Meaford airport’s new name recognizes a local war hero.
by by Dianne Rinehart // photo by Roger Klein
Eighty years ago, Maj.-Gen. Richard Rohmer made a name for himself as a hero during the D-Day invasion, when he spotted the motorcade of Germany’s most successful commander, Field Marshal Erwin Rommel, from the air in his P-51 Mustang and radioed his location to Group Control on July 14, 1944.
That call took the commander out of action.
Now the major-general, who has made Collingwood his home, is the inspiration for the renaming of the airport in Meaford. The former Owen Sound Billy Bishop Regional Airport is now the Major-General Richard Rohmer Meaford International Airport.
“He’s a living legacy and he deserves to have an airport named after him,” said Rick Horwath, who purchased the airport in December 2023 with plans to expand and revitalize the facility.
The airport had at one time been owned by the City of Owen Sound, and was named Billy Bishop to honour the First World War ace who grew up there. But the new name clarifies the airport’s location, in Meaford, along with any confusion with the busier Toronto island airport, which also took on the Billy Bishop name in 2009.
Rohmer was feted at the renaming ceremony in September, as a P-51 Mustang, like the one he flew in 80 years ago, roared overhead.
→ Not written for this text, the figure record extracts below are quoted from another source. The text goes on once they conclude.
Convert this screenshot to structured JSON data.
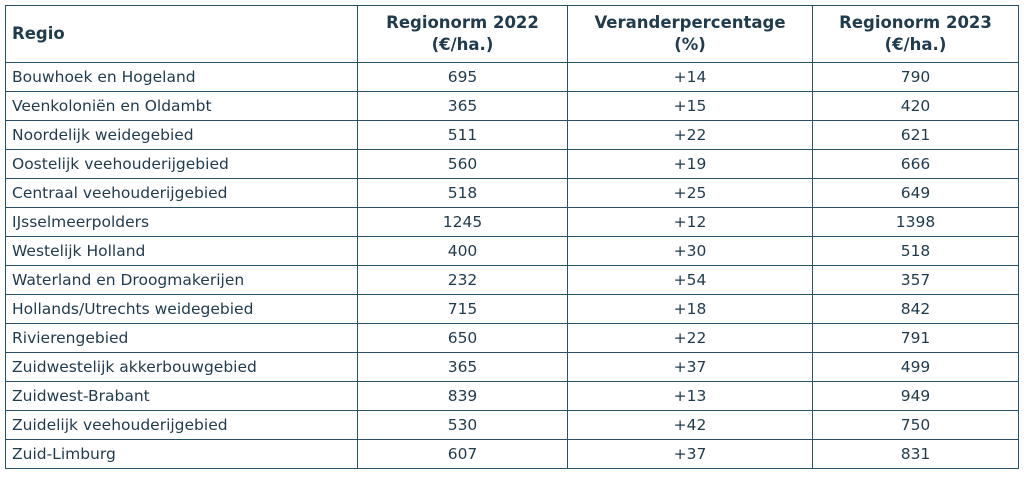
{
  "table": {
    "headers": [
      {
        "line1": "Regio",
        "line2": ""
      },
      {
        "line1": "Regionorm 2022",
        "line2": "(€/ha.)"
      },
      {
        "line1": "Veranderpercentage",
        "line2": "(%)"
      },
      {
        "line1": "Regionorm 2023",
        "line2": "(€/ha.)"
      }
    ],
    "rows": [
      [
        "Bouwhoek en Hogeland",
        "695",
        "+14",
        "790"
      ],
      [
        "Veenkoloniën en Oldambt",
        "365",
        "+15",
        "420"
      ],
      [
        "Noordelijk weidegebied",
        "511",
        "+22",
        "621"
      ],
      [
        "Oostelijk veehouderijgebied",
        "560",
        "+19",
        "666"
      ],
      [
        "Centraal veehouderijgebied",
        "518",
        "+25",
        "649"
      ],
      [
        "IJsselmeerpolders",
        "1245",
        "+12",
        "1398"
      ],
      [
        "Westelijk Holland",
        "400",
        "+30",
        "518"
      ],
      [
        "Waterland en Droogmakerijen",
        "232",
        "+54",
        "357"
      ],
      [
        "Hollands/Utrechts weidegebied",
        "715",
        "+18",
        "842"
      ],
      [
        "Rivierengebied",
        "650",
        "+22",
        "791"
      ],
      [
        "Zuidwestelijk akkerbouwgebied",
        "365",
        "+37",
        "499"
      ],
      [
        "Zuidwest-Brabant",
        "839",
        "+13",
        "949"
      ],
      [
        "Zuidelijk veehouderijgebied",
        "530",
        "+42",
        "750"
      ],
      [
        "Zuid-Limburg",
        "607",
        "+37",
        "831"
      ]
    ]
  },
  "colors": {
    "text": "#1f3b4d",
    "border": "#2a5068",
    "background": "#ffffff"
  }
}
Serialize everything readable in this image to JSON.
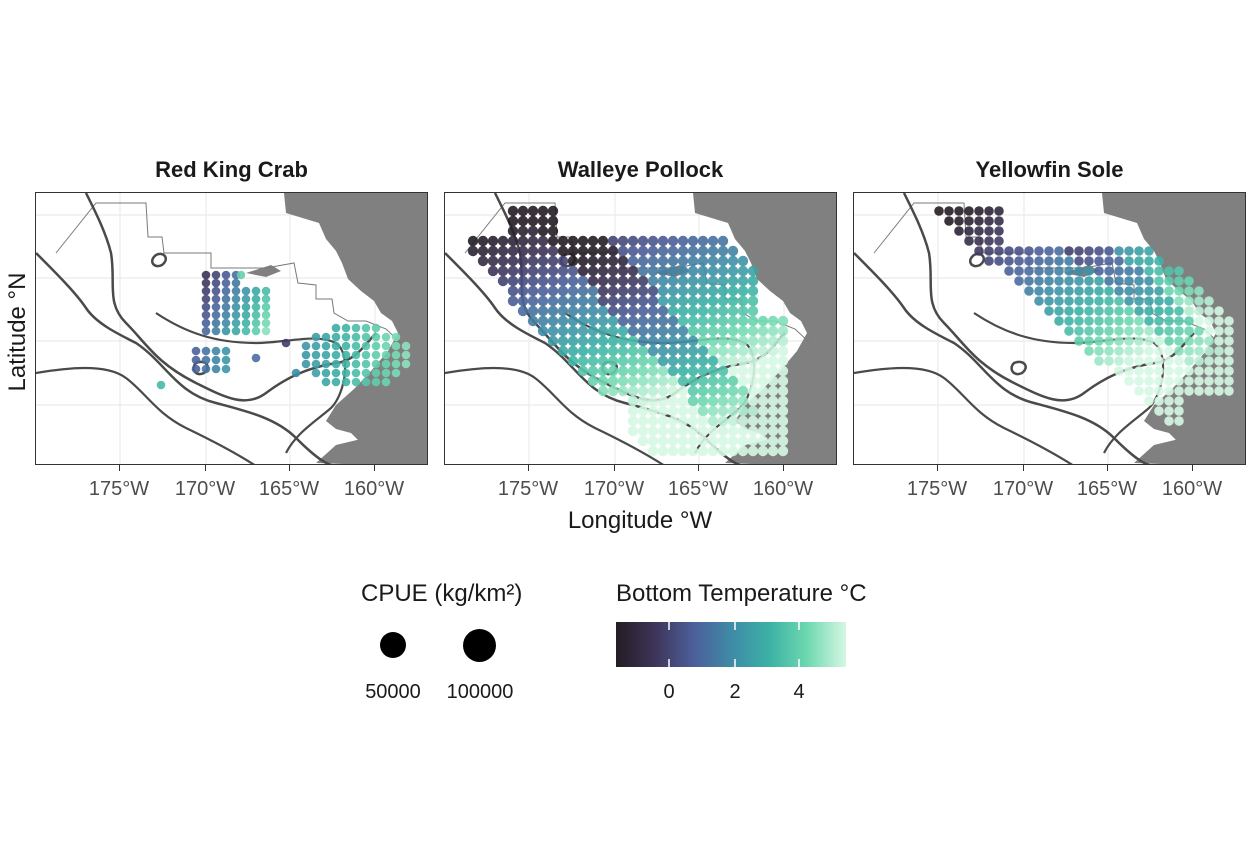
{
  "panels": [
    {
      "title": "Red King Crab",
      "key": "rkc"
    },
    {
      "title": "Walleye Pollock",
      "key": "pollock"
    },
    {
      "title": "Yellowfin Sole",
      "key": "yfs"
    }
  ],
  "axes": {
    "xlabel": "Longitude °W",
    "ylabel": "Latitude °N",
    "x_ticks": [
      "175°W",
      "170°W",
      "165°W",
      "160°W"
    ]
  },
  "legend": {
    "size_title": "CPUE (kg/km²)",
    "size_breaks": [
      "50000",
      "100000"
    ],
    "color_title": "Bottom Temperature °C",
    "color_breaks": [
      "0",
      "2",
      "4"
    ],
    "color_scale": [
      "#231c24",
      "#3e3458",
      "#4c5e99",
      "#3f8aa6",
      "#3cb1a5",
      "#6fd8b0",
      "#d6f7e3"
    ]
  },
  "colors": {
    "land": "#808080",
    "coast_line": "#4a4a4a",
    "panel_border": "#333333"
  }
}
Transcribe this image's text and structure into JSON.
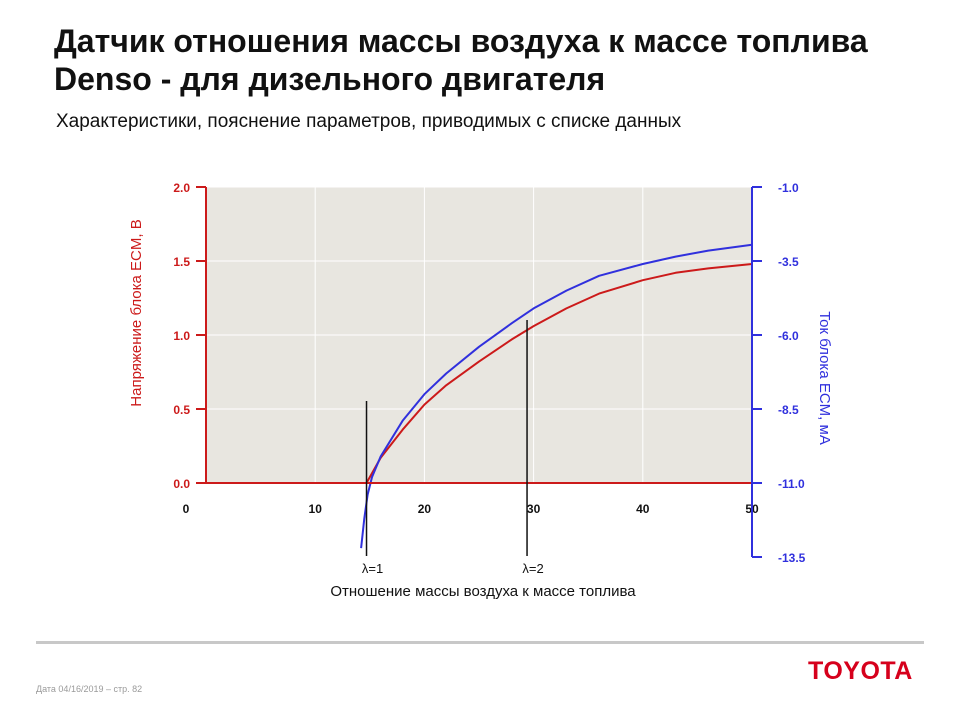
{
  "slide": {
    "title": "Датчик отношения массы воздуха к массе топлива Denso - для дизельного двигателя",
    "subtitle": "Характеристики, пояснение параметров, приводимых с списке данных",
    "footer_date": "Дата 04/16/2019 – стр.  82",
    "logo": "TOYOTA"
  },
  "colors": {
    "voltage": "#cc1a1a",
    "current": "#3030dd",
    "plot_bg": "#e8e6e0",
    "grid": "#ffffff",
    "logo": "#d6001c"
  },
  "chart_data": {
    "type": "line",
    "xlabel": "Отношение массы воздуха к массе топлива",
    "ylabel_left": "Напряжение блока ECM, В",
    "ylabel_right": "Ток блока ECM, мА",
    "xlim": [
      0,
      50
    ],
    "ylim_left": [
      0,
      2.0
    ],
    "ylim_right": [
      -13.5,
      -1.0
    ],
    "x_ticks": [
      "0",
      "10",
      "20",
      "30",
      "40",
      "50"
    ],
    "y_left_ticks": [
      "0.0",
      "0.5",
      "1.0",
      "1.5",
      "2.0"
    ],
    "y_right_ticks": [
      "-13.5",
      "-11.0",
      "-8.5",
      "-6.0",
      "-3.5",
      "-1.0"
    ],
    "grid": true,
    "annotations": [
      {
        "text": "λ=1",
        "x": 14.7
      },
      {
        "text": "λ=2",
        "x": 29.4
      }
    ],
    "series": [
      {
        "axis": "left",
        "x": [
          0,
          14.7,
          16,
          18,
          20,
          22,
          25,
          28,
          30,
          33,
          36,
          40,
          43,
          46,
          50
        ],
        "values": [
          0,
          0,
          0.17,
          0.36,
          0.53,
          0.66,
          0.82,
          0.97,
          1.06,
          1.18,
          1.28,
          1.37,
          1.42,
          1.45,
          1.48
        ]
      },
      {
        "axis": "right",
        "x": [
          14.2,
          14.5,
          14.8,
          15.2,
          16,
          18,
          20,
          22,
          25,
          28,
          30,
          33,
          36,
          40,
          43,
          46,
          50
        ],
        "values": [
          -13.2,
          -12.2,
          -11.4,
          -10.8,
          -10.1,
          -8.9,
          -8.0,
          -7.3,
          -6.4,
          -5.6,
          -5.1,
          -4.5,
          -4.0,
          -3.6,
          -3.35,
          -3.15,
          -2.95
        ]
      }
    ]
  }
}
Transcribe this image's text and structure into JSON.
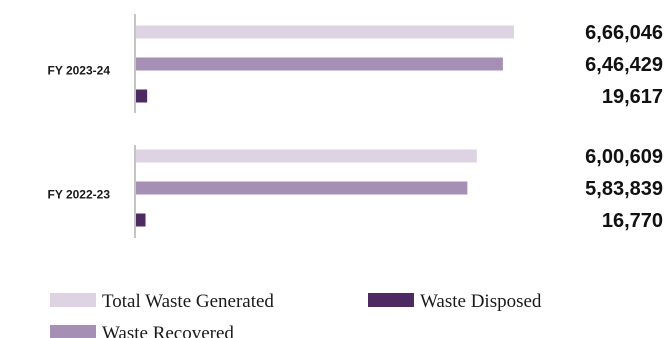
{
  "chart_data": {
    "type": "bar",
    "orientation": "horizontal",
    "categories": [
      "FY 2023-24",
      "FY 2022-23"
    ],
    "series": [
      {
        "name": "Total Waste Generated",
        "color": "#ddd3e3",
        "values": [
          666046,
          600609
        ],
        "labels": [
          "6,66,046",
          "6,00,609"
        ]
      },
      {
        "name": "Waste Recovered",
        "color": "#a68fb5",
        "values": [
          646429,
          583839
        ],
        "labels": [
          "6,46,429",
          "5,83,839"
        ]
      },
      {
        "name": "Waste Disposed",
        "color": "#4e2a63",
        "values": [
          19617,
          16770
        ],
        "labels": [
          "19,617",
          "16,770"
        ]
      }
    ],
    "xlim": [
      0,
      666046
    ],
    "grid": false,
    "legend": {
      "placement": "bottom",
      "order": [
        "Total Waste Generated",
        "Waste Disposed",
        "Waste Recovered"
      ]
    }
  }
}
“I’m quite happy to have my name associated with this airport because it has nothing but opportunity to grow and I’d like my name to grow with it,” Rohmer told the crowd.
Though he is 100 years old, Rohmer has not let age slow him down. Last June he attended the 80th anniversary of the D-Day invasion, along with 12 other Canadian veterans in military uniform who survived that bloody battle, which turned the tide in the Second World War in favour of the Allies.
At the celebration, he shook the hand of Prince William, the Prince of Wales, as the former prime minister of France, Gabriel Attal, and Prime Minister Justin Trudeau looked on. Maj.-Gen. Rohmer noted that this would likely be his last D-Day anniversary visit to France, since they only occur every 10 years.
“There won’t be any others to follow, because we’re running out of people,” Rohmer told The Canadian Press at that time.
But the renaming of an airport is a step to ensure that one of those people, and the heroism of many Allies who fought with him, will never be forgotten.